事業化状況の報告から、本事業の成果の事業化又は知的財産権の譲渡又は実施権設定及びその他当該事業の実施結果の他への供与により収益が得られたと認められる場合には、受領した補助金の額を上限として収益納付しなければなりません(事業化状況等報告の該当年度の決算が赤字の場合は免除されます)。
令和二年度第三次補正事業再構築補助金公募要領(第1回)P22
他の補助金では、要件を満たすことで免除となる補助制度もありますが、今回は免除されるのは「該当年度の決算が赤字の場合のみ」となります。急激な利益をあげた場合、補助金額を限度として納付することが「補助事業者の義務」として規定されていますので、ご留意ください。
申請期間と申請方法
申請期間については以下のとおりです。公募開始:令和3年3月26日(金)
申請受付:令和3年4月15日(木)予定
応募締切:令和3年4月30日(金)18:00
公募要領では、「今後、さらに4回程度の公募を予定」しているとのことです(変更の可能性あり)。「緊急事態宣言枠」については、全2回の公募となりますので、ご注意ください。

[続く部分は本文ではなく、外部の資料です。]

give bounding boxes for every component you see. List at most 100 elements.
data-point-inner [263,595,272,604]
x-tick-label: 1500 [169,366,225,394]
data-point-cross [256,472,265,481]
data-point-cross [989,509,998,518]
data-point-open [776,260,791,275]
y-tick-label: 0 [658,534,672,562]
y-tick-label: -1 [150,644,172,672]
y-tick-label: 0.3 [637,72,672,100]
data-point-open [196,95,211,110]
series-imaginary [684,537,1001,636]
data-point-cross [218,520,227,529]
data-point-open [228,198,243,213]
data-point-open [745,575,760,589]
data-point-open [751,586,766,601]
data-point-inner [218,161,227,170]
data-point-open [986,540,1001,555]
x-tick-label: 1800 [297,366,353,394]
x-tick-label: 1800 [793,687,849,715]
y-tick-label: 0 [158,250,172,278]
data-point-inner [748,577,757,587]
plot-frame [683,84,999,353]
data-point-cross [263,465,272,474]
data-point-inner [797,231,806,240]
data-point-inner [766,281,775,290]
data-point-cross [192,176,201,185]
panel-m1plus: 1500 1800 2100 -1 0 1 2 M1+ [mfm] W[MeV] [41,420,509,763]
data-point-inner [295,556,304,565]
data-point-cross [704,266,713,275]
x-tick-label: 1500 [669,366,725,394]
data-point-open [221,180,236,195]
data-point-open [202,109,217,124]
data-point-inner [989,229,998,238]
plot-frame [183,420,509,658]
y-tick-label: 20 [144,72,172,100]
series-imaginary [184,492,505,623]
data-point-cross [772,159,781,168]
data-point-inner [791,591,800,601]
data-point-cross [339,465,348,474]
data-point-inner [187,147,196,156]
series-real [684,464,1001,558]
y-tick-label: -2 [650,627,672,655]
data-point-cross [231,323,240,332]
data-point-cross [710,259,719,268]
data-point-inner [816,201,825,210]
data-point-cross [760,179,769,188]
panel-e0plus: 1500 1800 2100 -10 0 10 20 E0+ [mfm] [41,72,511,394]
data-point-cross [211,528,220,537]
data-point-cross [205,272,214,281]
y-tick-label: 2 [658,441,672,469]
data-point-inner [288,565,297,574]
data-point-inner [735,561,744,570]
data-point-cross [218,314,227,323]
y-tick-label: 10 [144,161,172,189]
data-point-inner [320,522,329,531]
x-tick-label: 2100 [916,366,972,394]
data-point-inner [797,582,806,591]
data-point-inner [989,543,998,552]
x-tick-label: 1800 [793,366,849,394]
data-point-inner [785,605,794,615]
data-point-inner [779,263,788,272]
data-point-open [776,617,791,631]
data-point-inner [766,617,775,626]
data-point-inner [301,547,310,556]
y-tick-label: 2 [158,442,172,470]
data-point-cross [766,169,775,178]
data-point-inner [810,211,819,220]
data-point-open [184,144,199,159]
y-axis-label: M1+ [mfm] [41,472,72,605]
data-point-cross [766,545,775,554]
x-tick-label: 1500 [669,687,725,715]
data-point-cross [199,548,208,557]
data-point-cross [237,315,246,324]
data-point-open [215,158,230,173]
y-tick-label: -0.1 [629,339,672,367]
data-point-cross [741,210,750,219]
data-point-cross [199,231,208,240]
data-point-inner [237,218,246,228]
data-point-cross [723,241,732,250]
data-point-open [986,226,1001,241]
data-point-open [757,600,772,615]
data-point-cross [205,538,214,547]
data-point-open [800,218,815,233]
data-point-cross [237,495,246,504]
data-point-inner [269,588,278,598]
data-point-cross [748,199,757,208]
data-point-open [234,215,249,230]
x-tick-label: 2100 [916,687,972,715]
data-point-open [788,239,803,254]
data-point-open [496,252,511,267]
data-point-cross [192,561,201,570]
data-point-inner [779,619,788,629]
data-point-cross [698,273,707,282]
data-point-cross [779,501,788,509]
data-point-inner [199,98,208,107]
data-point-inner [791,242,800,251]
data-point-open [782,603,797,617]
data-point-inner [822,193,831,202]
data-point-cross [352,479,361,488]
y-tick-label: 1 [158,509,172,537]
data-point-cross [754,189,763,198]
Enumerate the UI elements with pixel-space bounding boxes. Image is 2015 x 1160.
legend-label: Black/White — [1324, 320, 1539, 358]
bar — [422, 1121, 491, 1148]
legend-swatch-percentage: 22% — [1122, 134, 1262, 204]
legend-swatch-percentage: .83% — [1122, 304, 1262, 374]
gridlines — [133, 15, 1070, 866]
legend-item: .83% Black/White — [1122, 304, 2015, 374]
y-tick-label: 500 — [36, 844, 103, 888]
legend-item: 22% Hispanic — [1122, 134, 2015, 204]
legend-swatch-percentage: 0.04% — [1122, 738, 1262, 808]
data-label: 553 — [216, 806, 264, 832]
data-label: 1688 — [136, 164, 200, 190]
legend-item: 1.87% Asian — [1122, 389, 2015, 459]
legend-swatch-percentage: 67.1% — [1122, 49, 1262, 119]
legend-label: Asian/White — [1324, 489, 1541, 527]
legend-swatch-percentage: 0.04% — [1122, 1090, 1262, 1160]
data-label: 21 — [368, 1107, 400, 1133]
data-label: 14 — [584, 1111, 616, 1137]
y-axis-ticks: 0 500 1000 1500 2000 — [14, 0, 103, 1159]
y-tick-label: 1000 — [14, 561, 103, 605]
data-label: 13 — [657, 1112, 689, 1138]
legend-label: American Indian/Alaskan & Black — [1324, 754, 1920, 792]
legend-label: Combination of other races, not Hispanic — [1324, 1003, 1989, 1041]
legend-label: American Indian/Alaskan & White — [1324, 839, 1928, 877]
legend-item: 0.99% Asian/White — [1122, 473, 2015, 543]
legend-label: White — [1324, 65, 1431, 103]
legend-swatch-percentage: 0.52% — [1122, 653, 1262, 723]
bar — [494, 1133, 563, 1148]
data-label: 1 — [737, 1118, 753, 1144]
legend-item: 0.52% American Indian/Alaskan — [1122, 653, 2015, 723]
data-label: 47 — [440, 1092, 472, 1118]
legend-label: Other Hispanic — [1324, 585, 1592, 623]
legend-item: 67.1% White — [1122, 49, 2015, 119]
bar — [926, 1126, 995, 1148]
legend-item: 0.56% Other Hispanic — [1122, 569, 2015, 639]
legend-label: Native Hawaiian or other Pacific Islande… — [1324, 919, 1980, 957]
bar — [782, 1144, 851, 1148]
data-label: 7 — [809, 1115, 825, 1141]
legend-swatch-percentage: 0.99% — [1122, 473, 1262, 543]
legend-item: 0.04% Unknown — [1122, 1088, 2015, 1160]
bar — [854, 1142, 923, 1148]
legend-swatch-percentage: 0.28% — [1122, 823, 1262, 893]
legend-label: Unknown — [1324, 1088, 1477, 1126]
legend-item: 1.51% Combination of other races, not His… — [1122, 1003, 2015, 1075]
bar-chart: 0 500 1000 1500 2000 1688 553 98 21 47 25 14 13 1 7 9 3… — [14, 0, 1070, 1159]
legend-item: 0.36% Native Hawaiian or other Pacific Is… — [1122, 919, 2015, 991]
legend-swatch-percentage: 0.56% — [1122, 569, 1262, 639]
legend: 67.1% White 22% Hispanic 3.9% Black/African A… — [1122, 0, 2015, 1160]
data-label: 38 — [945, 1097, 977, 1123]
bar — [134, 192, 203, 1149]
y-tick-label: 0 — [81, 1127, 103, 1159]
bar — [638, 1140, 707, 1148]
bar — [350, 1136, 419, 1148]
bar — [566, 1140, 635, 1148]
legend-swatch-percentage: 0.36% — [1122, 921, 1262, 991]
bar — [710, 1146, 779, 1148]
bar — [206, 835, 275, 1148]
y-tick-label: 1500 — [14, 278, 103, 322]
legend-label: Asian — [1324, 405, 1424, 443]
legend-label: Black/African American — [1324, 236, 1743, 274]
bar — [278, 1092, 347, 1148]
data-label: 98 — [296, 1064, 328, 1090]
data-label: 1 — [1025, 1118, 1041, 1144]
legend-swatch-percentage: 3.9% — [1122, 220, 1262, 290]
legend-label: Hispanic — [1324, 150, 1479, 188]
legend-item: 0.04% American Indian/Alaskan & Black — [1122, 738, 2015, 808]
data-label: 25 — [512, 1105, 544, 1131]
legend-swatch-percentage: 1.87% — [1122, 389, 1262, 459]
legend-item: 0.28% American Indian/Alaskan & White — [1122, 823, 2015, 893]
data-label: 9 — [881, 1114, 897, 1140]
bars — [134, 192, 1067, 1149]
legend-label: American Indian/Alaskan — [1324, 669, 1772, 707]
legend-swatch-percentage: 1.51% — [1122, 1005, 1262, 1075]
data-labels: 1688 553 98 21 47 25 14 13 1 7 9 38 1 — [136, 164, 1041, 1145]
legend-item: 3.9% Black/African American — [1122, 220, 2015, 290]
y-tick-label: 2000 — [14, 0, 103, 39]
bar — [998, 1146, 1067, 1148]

申請方法は電子システムからの申請となります。申請するためには、「GビズIDプライムアカウント」の取得が必要です。アカウント取得には時間を要するため、早めの申請が必要となります。
おわりに
「事業再構築補助金」は、その予算規模から非常に注目されている補助金です。注目が集まる一方、「事業再構築指針」に定められた要件を読み解くのが難解な印象を受けました。加えて、基本は新しい事業へ取り組む設備投資を支援する補助金であり、コロナ禍によりダメージを受けた企業で、新しいチャレンジにより事業の再構築を図る者が対象となるため、いわゆる給付金のように誰でも利用できる制度とは異なります。事業再構築の要件が難しい場合は、ものづくり補助金等、その他の補助金に切り替えることも一案と考えます。
また、補助金は、申請書の作成だけではなく、補助金を採択された後も交付決定や実績報告等の事務コストが発生しますので、メリット・デメリットを把握した上で、賢く、有効に活用することが必要です。